東京都で「コロナ対策リーダー」制度はじまる 動画研修・テストで選任
4月に入り、東京都では「コロナ対策リーダー」制度がスタートしました。これは、店舗ごとにマネージャーなどの責任者を「コロナ対策リーダー」に選任・登録し、感染防止マナーをお客さまに呼びかけていくことで、店舗・お客さま双方による感染拡大防止対策を徹底していこうという取り組みです。
テストに合格すると「コロナ対策リーダー」に
感染拡大防止と経済社会活動の両立を図るため、東京都では事業者向け東京都感染拡大防止ガイドラインやガイドブックを策定し、対策に取り組んでいるお店には「感染拡大防止徹底宣言ステッカー」を掲示してもらうなどして感染防止対策を推進しています。
「感染拡大防止徹底宣言ステッカー」は業種別の感染防止対策チェックシートにある項目をすべて実施し、専用フォームから申請すると取得できます。つまり店側の自己申告によるものです。一方、新たにはじまった「コロナ対策リーダー」になるには、事前に感染防止徹底宣言ステッカーを取得したうえで、研修をうけてテストに合格しなければなりません。
【コロナ対策リーダーになるには?】
1 店舗ごとに店長やマネージャーなどの責任者を「コロナ対策リーダー」に選任し登録。リーダーは感染防止マナーを利用客に呼び掛ける旨を宣誓する。
2 リーダーはオンライン上で研修動画を見て対策のポイントを学ぶ。動画は基礎知識編と接遇実践編で構成された4本であわせておよそ40分。最後に6問の確認テストを受ける。
3 6問すべてに正解し合格すると、東京都から修了シールが発行される。
※パソコンが不慣れな方向けの対策として、テキストによる研修、郵送による修了シール発送なども実施されています。
感染防止対策をしっかり勉強している人を店舗に1人置き、その人から他のスタッフに正しい知識を共有していくことで、お店全体の対策がより効果的になっていくと期待できます。また、コロナ対策リーダーになると「感染拡大防止徹底宣言ステッカー」に王冠マークがつくことを東京都は広くPRしていくとしていて、お客さまにとっては店選びの際の“安心材料”になっていきそうです。
使命は感染防止マナーの促進
コロナ対策リーダーは来店時の手指消毒や小声での会話、食事中以外の時のマスク着用など5項目をお客さまに促していきます。会食や飲食などは感染リスクが高いとされており、特に「食事中以外の時のマスク着用」は飲食店での感染対策の肝です。ただ、会話が弾み楽しそうなお客さまに声掛けすることにハードルを感じているお店は少なくありません。研修動画ではさまざまなお客さまがいる中で、どんなタイミングでどんな声掛けならお客さまが受け入れやすいかなどを学べるため、参考になるという声が多くあがっています。
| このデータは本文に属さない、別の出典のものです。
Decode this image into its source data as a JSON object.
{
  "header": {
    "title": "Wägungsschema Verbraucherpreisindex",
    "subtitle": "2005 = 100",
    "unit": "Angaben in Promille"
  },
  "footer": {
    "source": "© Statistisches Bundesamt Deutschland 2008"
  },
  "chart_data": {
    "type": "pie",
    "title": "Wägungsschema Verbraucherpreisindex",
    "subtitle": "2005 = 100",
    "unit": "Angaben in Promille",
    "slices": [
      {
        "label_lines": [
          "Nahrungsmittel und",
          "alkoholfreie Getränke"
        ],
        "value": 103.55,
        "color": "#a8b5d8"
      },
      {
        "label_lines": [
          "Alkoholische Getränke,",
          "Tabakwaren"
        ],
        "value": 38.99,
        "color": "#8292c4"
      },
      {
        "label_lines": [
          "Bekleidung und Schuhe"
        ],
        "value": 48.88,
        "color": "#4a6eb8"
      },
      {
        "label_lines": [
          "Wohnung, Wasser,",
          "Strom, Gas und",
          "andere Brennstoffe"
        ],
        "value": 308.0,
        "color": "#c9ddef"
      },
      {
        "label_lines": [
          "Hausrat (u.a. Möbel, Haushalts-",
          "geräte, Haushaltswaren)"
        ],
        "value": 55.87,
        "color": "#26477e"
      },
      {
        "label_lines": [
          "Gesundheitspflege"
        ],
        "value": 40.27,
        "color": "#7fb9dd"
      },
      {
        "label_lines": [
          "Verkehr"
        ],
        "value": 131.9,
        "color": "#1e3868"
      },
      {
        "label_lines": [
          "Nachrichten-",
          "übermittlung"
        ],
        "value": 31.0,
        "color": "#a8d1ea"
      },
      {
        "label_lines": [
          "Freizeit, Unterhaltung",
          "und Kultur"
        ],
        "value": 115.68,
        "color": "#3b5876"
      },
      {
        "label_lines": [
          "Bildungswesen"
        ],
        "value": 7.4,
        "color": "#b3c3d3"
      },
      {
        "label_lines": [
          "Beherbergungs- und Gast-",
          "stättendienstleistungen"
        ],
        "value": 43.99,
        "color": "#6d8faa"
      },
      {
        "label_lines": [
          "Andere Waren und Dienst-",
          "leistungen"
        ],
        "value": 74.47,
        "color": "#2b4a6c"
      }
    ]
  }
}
またコロナ対策リーダーのステッカーが「感染拡大防止徹底宣言ステッカー」と差別化され、お客さまは「コロナ対策リーダー」がいる店とわかることで、声掛けがしやすい環境になると考えられます。
リーダーになるとインセンティブがある
緊急事態宣言解除後、東京都では飲食店に対する時短要請を午後9時までに緩和しており、要請に応じた店舗は1日4万円の協力金が支払われます。「コロナ対策リーダー」の登録はこの協力金を申請する場合の条件にもなっています。また、リーダーがいるお店ではCO2濃度測定器などの購入助成も受けられようになるとのことです。
東京都がはじめた「コロナ対策リーダー」制度には賛否の声があるようです。ただ、お店とお客さまが一体になることは、重要な一手になっていくことは間違いありません。
制度をめぐっては、千葉県が独自の認証制度をつくり、認証を受けた飲食店を時短営業の対象外としたり、要請を緩和したりというメリハリのある対策を検討しているようです。今後、地域の状況にあわせ、全国でさまざまな対策が打ち出されていくと予想できます。柔軟かつ前向きな対応で、この苦境を乗り越えていきましょう。